国際司法裁判所(こくさいしほうさいばんしょ、ICJ: International Court of Justice)は、オランダハーグに本部を置く、国際連合国連)の主要機関のひとつです。1945年に国連の設立とともに発足し、旧国際連盟時代の常設国際司法裁判所の後継機関として位置づけられています。

ICJの主な機能は二つです。

  • 紛争解決機能(訴訟事件):国家間の領土・国境・条約の解釈・外交保護などに関する紛争を国際法に基づいて裁定します。ただし、裁判管轄権は当事国双方の同意が原則であるため、一国が提訴しても相手国が応じない場合は審理が進まないことがあります。
  • 勧告的意見機能:国連総会・安全保障理事会などの国連機関や専門機関の求めに応じ、法的問題について拘束力のない勧告的意見を表明します。
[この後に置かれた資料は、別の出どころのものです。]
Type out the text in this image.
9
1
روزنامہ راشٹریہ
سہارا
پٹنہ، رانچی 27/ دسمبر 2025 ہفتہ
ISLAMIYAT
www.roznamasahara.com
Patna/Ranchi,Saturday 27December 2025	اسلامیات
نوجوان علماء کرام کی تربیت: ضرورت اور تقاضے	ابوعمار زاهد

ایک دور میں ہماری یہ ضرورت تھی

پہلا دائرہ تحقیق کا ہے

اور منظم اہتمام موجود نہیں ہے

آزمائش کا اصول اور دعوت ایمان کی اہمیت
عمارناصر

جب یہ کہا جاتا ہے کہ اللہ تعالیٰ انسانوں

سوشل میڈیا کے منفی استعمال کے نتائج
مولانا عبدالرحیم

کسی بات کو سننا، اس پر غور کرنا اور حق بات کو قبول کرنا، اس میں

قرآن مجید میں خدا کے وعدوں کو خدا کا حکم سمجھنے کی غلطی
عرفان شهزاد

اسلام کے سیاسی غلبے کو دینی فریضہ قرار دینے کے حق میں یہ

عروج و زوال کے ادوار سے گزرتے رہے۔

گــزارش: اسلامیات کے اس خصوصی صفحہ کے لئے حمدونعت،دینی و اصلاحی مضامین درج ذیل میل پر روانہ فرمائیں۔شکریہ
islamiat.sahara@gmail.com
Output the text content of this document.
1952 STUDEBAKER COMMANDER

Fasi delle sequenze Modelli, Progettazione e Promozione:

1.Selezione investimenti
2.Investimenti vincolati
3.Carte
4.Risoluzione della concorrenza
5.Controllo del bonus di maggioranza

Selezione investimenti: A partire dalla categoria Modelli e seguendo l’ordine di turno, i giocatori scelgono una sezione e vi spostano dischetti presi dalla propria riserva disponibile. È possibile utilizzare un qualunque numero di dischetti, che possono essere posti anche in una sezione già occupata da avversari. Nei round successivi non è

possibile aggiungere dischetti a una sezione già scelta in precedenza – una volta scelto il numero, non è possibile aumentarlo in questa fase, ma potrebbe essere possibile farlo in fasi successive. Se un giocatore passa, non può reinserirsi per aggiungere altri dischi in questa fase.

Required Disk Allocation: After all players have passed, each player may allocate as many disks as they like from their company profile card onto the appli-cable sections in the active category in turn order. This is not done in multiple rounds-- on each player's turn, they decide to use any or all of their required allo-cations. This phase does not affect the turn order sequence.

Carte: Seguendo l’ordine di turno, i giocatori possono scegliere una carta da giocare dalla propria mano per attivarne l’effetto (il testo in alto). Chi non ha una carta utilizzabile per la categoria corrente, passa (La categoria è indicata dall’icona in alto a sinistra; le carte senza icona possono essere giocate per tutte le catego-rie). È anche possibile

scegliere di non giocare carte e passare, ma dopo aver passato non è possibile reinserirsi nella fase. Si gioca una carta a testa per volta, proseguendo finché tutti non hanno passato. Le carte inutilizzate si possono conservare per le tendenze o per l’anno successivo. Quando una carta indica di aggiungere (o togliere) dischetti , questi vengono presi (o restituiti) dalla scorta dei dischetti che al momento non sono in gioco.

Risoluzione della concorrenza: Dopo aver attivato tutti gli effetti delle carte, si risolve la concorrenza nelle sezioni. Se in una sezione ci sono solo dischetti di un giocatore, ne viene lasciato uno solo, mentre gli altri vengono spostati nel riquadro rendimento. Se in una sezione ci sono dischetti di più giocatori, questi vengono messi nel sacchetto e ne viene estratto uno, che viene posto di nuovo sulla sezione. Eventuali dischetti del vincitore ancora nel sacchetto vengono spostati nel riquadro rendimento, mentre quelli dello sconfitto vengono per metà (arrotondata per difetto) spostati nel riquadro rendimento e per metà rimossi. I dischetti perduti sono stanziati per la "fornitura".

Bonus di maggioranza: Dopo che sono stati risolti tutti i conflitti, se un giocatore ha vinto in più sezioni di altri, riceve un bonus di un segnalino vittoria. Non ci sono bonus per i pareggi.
裁判所は15名の判事で構成され、任期は9年(再選可)。国連加盟国の投票によって選出され、同一国籍の判事は2名以上置けないとされています。

ICJの判決は当事国に対して法的拘束力を持ちますが、強制執行機構を持たないため、判決の履行は国家の自発的な誠実さに依存するという限界もあります。領土紛争や海洋境界画定に関する歴史的な判決を多数積み重ねており、国際法の発展に大きく貢献しています。

使い方・例文

隣国との領海・排他的経済水域の境界をめぐる紛争が外交交渉で解決できない場合に、「国際司法裁判所への提訴を検討する」という形でニュースに登場します。